Hacker News new | past | comments | ask | show | jobs | submit login

why not? I would argue, that they use linux namespacing, cgroup etc.



In theory it is a security boundary. But the attack surface is so big, and local privilege escalation bugs so common, that you should not rely on it to isolate different untrusted users.


You can say the same about VMs, to some extent.

Containers absolutely are intended to be a security boundary.


They most certainly are not. That's a common misbelief. Containers are not designed as a security boundary, they just happen to function as one most of the time.

VMs on the other hand actually are designed as a security boundary, but even then there are still attacks you can do against other VMs on the same box.


I agree that both are security boundaries in theory. But a minimal hypervisor is much stronger than a cgroup container. Cgroup containers are a thin door made of wood, VMs a vault door made of steel. So people saying "containers are no security boundary" are exaggerating a bit, but not much.

A minimal VM, like firecracker has a small attack surface, so I'm willing to trust that privilege escalation/VM escapes will be rare.

A process restricted by cgroup/namespace/etc. still has access to the huge API surface exposed by the kernel, so privilege escalation is common, and I'm unwilling to trust this mechanism to isolate malicious code.
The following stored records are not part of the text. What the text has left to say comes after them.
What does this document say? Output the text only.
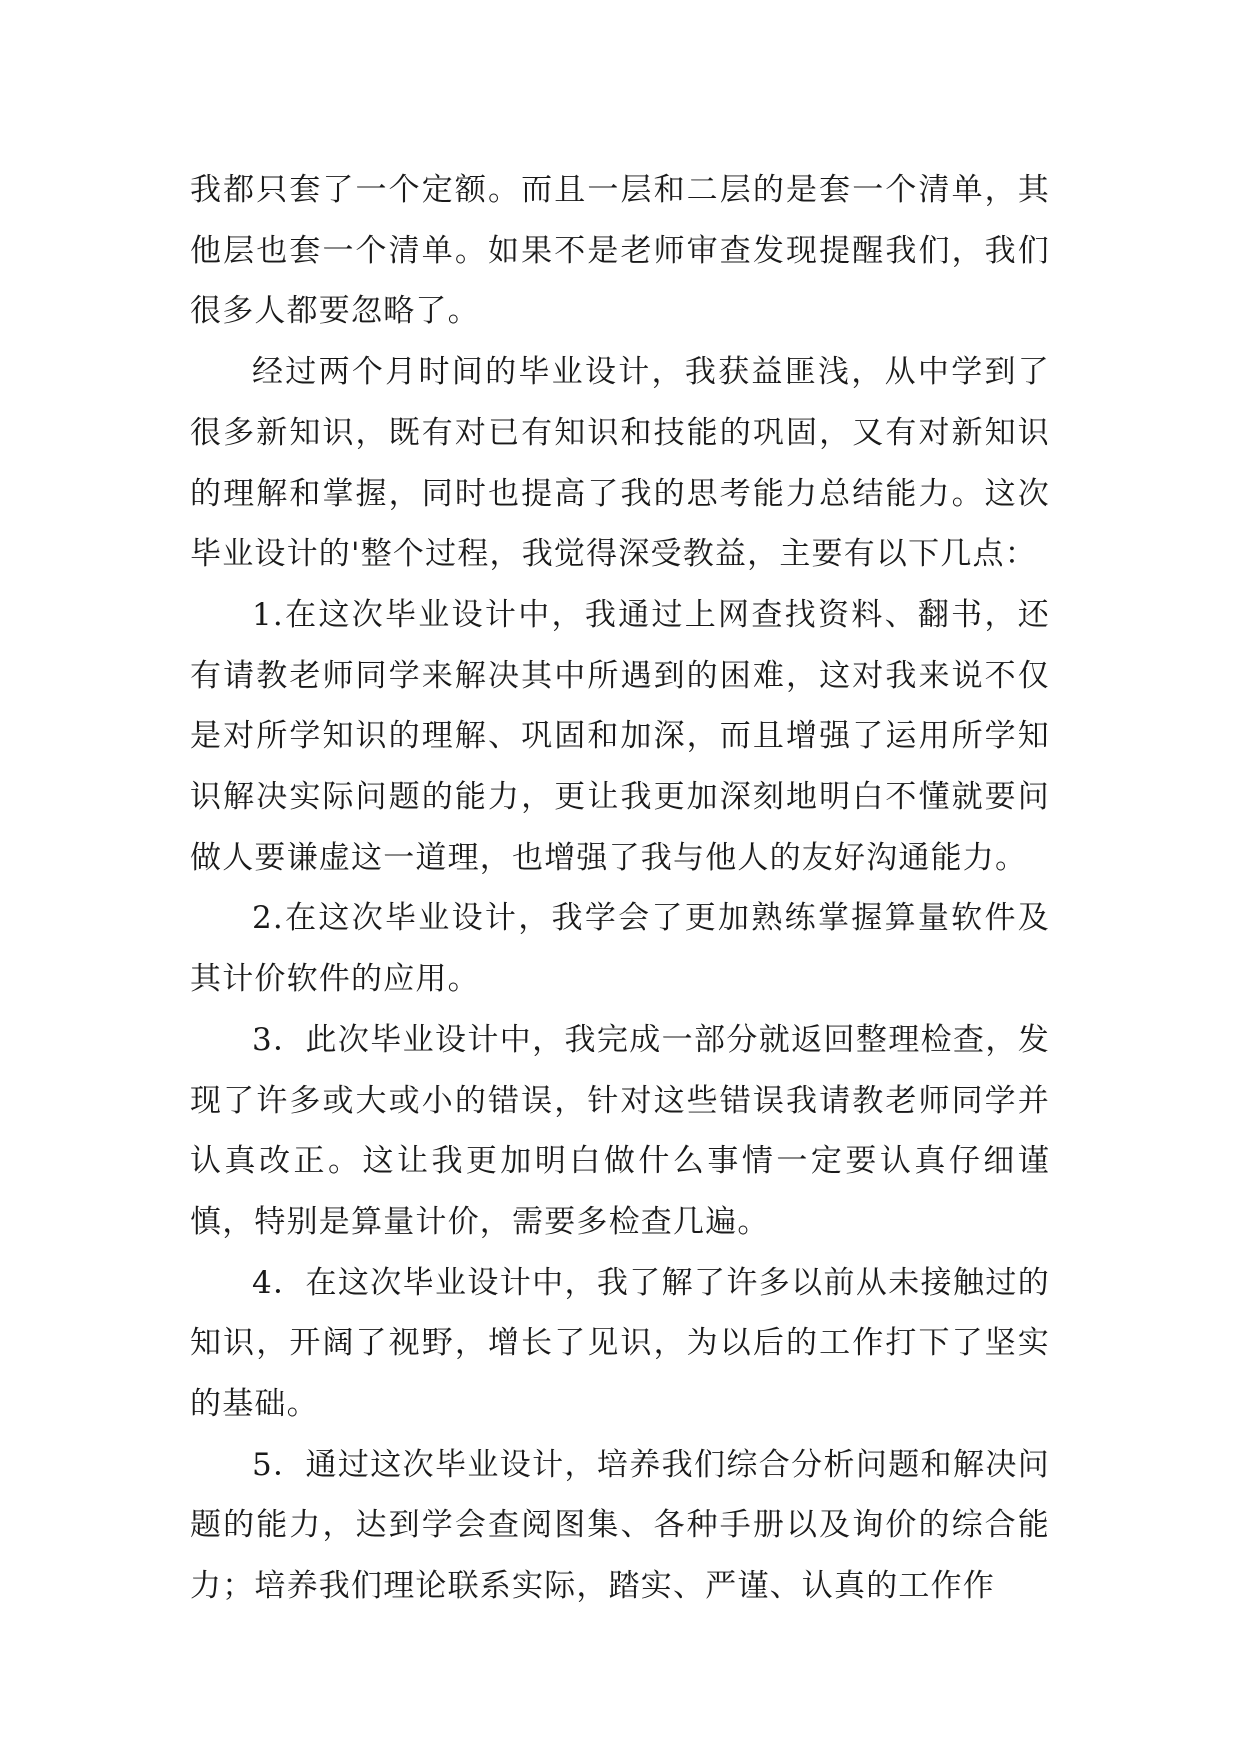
我都只套了一个定额。而且一层和二层的是套一个清单，其他层也套一个清单。如果不是老师审查发现提醒我们，我们很多人都要忽略了。

经过两个月时间的毕业设计，我获益匪浅，从中学到了很多新知识，既有对已有知识和技能的巩固，又有对新知识的理解和掌握，同时也提高了我的思考能力总结能力。这次毕业设计的'整个过程，我觉得深受教益，主要有以下几点：

1.在这次毕业设计中，我通过上网查找资料、翻书，还有请教老师同学来解决其中所遇到的困难，这对我来说不仅是对所学知识的理解、巩固和加深，而且增强了运用所学知识解决实际问题的能力，更让我更加深刻地明白不懂就要问做人要谦虚这一道理，也增强了我与他人的友好沟通能力。

2.在这次毕业设计，我学会了更加熟练掌握算量软件及其计价软件的应用。

3．此次毕业设计中，我完成一部分就返回整理检查，发现了许多或大或小的错误，针对这些错误我请教老师同学并认真改正。这让我更加明白做什么事情一定要认真仔细谨慎，特别是算量计价，需要多检查几遍。

4．在这次毕业设计中，我了解了许多以前从未接触过的知识，开阔了视野，增长了见识，为以后的工作打下了坚实的基础。

5．通过这次毕业设计，培养我们综合分析问题和解决问题的能力，达到学会查阅图集、各种手册以及询价的综合能力；培养我们理论联系实际，踏实、严谨、认真的工作作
I agree that they're not very good ones, but a container escape would be treated by everyone the same way a VM escape would be: instant patching, coordinated/embargoed disclosure, AWS finding out before you do, et c.

They didn't start out at the design phase that way, but they absolutely are today.



Of course VMs escapes exist. But many of the vulnerabilities are in functionality which aren't relevant for modern servers. Hardware virtualization support prevents many attacks. For example firecracker supports little more than network, block-storage and vsocks, which keeps the attack surface small.


Containers are not intended to be a security boundary -- functionality along those lines has been gradually backported as maintainers realized that nobody was going to care when they said "don't use these as a security boundary".

There's a world of difference between the amalgamation of hacks that comprise cgroups and something like BSD jails, which are and afaik always have been intended to be a security boundary, which implements real first-class kernel isolation for jailed processes, not just another subtree under proc that provides some direction to the kernel around resource consumption/priority and relies on UID/GID hacks to control access.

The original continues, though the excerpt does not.